Elles interviennent pour atténuer la douleur. C'est notamment dans le cadre d'un exercice physique que le schéma se présente. Autrement, les effets des endorphines sur l'ensemble de l'organisme sont innombrables, selon l'endroit où se trouvent les récepteurs sollicités. Les endorphines permettent de réduire la sensation de stress, ou l'acuité de l'angoisse ressentie face à une situation donnée. Leur action tendrait à faire apparaître un sentiment d'euphorie, qui se prolonge, tant que l'hypothalamus est soumis à excitation. La sensation de plaisir qu'elles provoquent est inhérente à cet aspect de leurs actions. Tout en régulant la fonction respiratoire, les endorphines agissent également sur le sommeil. Elles facilitent l'endormissement et déclenchent les rêves éveillés. Lors des actes sexuels, par exemple, l'atteinte de l'orgasme agit sur certaines zones de l'hypothalamus. Les endorphines alors libérées seraient à l'origine de ces envies de sommeil, qui suivent la détente après les rapports sexuels.
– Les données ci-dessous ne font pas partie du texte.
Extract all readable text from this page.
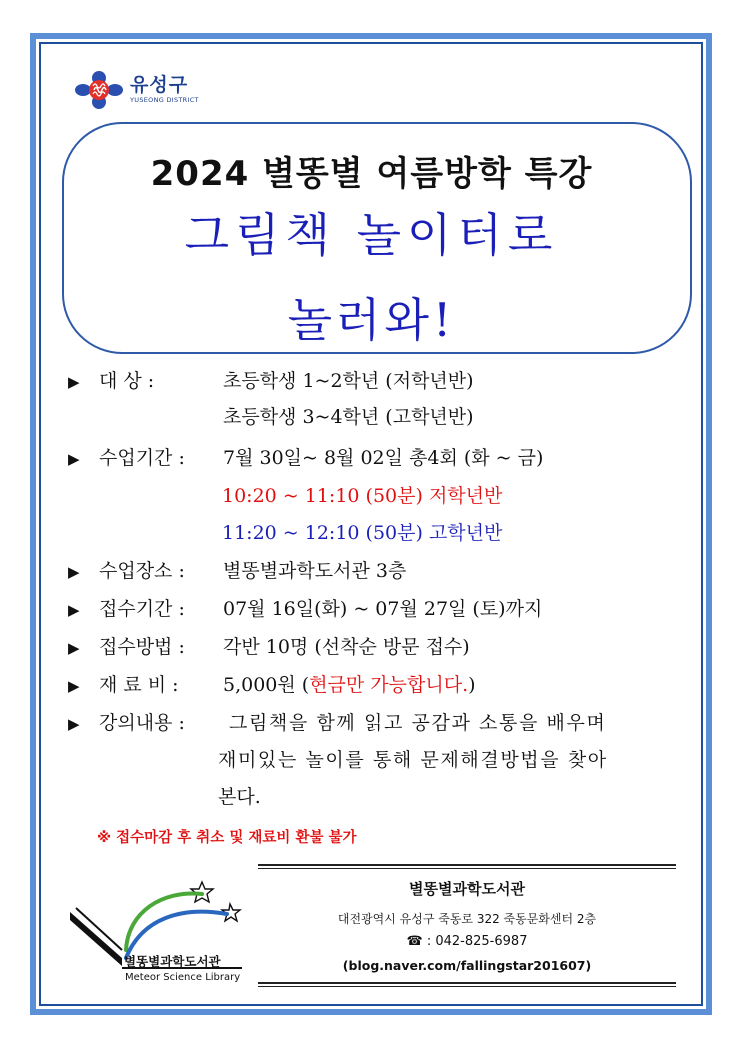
유성구
YUSEONG DISTRICT
2024 별똥별 여름방학 특강
그림책 놀이터로
놀러와!
▶ 대 상 :	초등학생 1~2학년 (저학년반)
초등학생 3~4학년 (고학년반)
▶ 수업기간 : 7월 30일~ 8월 02일 총4회 (화 ~ 금)
10:20 ~ 11:10 (50분) 저학년반
11:20 ~ 12:10 (50분) 고학년반
▶ 수업장소 : 별똥별과학도서관 3층
▶ 접수기간 : 07월 16일(화) ~ 07월 27일 (토)까지
▶ 접수방법 : 각반 10명 (선착순 방문 접수)
▶ 재 료 비 : 5,000원 (현금만 가능합니다.)
▶ 강의내용 : 그림책을 함께 읽고 공감과 소통을 배우며
재미있는 놀이를 통해 문제해결방법을 찾아
본다.
※ 접수마감 후 취소 및 재료비 환불 불가
별똥별과학도서관
Meteor Science Library
별똥별과학도서관
대전광역시 유성구 죽동로 322 죽동문화센터 2층
☎ : 042-825-6987
(blog.naver.com/fallingstar201607)
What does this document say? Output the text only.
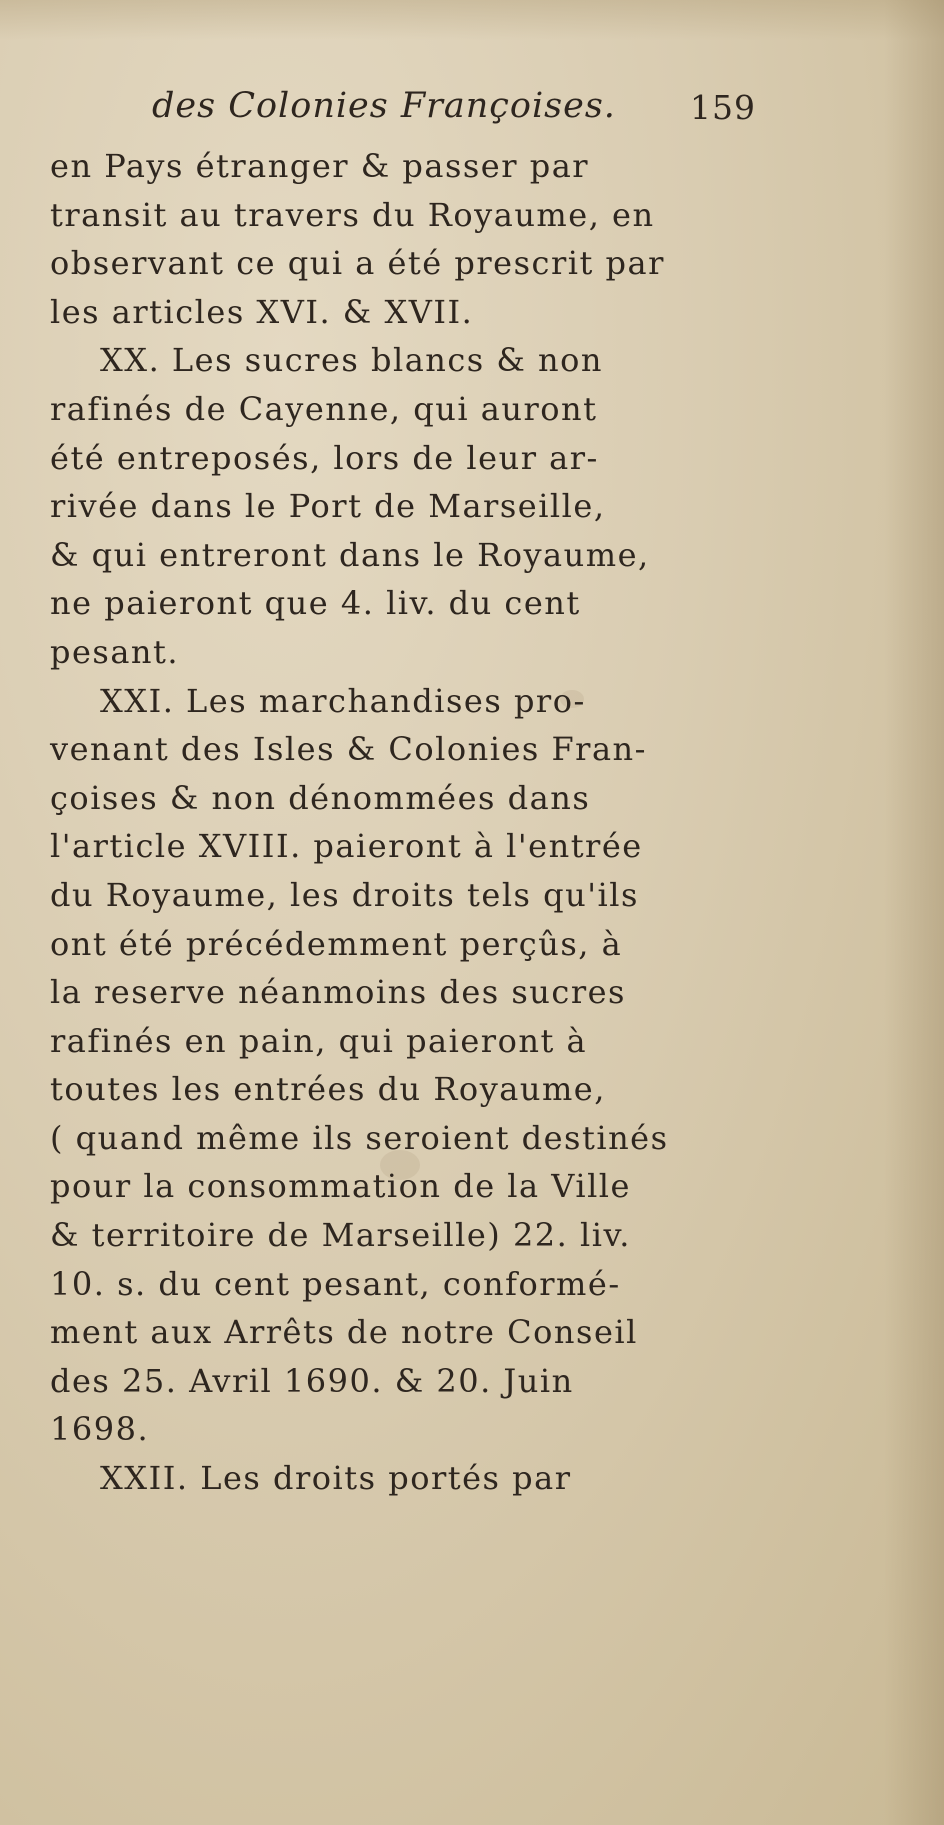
des Colonies Françoises. 159
en Pays étranger & passer par
transit au travers du Royaume, en
observant ce qui a été prescrit par
les articles XVI. & XVII.
XX. Les sucres blancs & non
rafinés de Cayenne, qui auront
été entreposés, lors de leur ar-
rivée dans le Port de Marseille,
& qui entreront dans le Royaume,
ne paieront que 4. liv. du cent
pesant.
XXI. Les marchandises pro-
venant des Isles & Colonies Fran-
çoises & non dénommées dans
l'article XVIII. paieront à l'entrée
du Royaume, les droits tels qu'ils
ont été précédemment perçûs, à
la reserve néanmoins des sucres
rafinés en pain, qui paieront à
toutes les entrées du Royaume,
( quand même ils seroient destinés
pour la consommation de la Ville
& territoire de Marseille) 22. liv.
10. s. du cent pesant, conformé-
ment aux Arrêts de notre Conseil
des 25. Avril 1690. & 20. Juin
1698.
XXII. Les droits portés par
Dans une autre logique, la sensation de relâchement connue par certains fumeurs ou buveurs peut s'expliquer de manière assez simple.
endorphines


Le tabac et les boissons alcoolisées contiennent des substances, dont la structure rappelle celle des endorphines. C'est pour cette raison que les personnes, en cure anti-tabagique, sont encouragées à faire des exercices quotidiens. Il en va de même des individus dépressifs qui verront, de cette manière, leur sécrétion d'endorphines croître jusqu'à cinq fois plus que le niveau standard. Il se pose évidemment la question des effets probables d'une sécrétion si importante. Les résultats extrêmes tels que nausées, vomissements, voire des sensations de vertiges sont rares. Il en va de même des accès de nervosité qui causent, on l'a tous remarqué, une difficulté à s'endormir. C'est dans ce même ordre logique, d'ailleurs, que la pratique d'un effort physique soutenu est à exclure des programmes en soirée. Pour que les endorphines libérées en quantité ne donnent pas lieu à un trop plein d'euphorie, qui peut ralentir l'endormissement. Par contre, bien dosées, ces activités peuvent aider à sécréter juste ce qu'il faut d'endorphines, pour que ces dernières jouent leur rôle dans le relâchement et la détente requis pour trouver le sommeil. Enfin, il existe une activité largement conseillée pour booster sa sécrétion d'endorphine : rire. Si le fait de s'éclater un bon coup a des répercussions sur la fréquence cardiaque et respiratoire, si cela atténue les sensations de douleurs, ce n'est pas fortuit. C'est uniquement parce qu'en riant, on excite les zones du cerveau capables de libérer les précieuses endorphines. C'est bien pourquoi certaines unités de traitement pour grands malades mettent en place des ateliers de rire. Pour encourager l'organisme à utiliser ses précieuses armes anti-douleur à savoir les endorphines.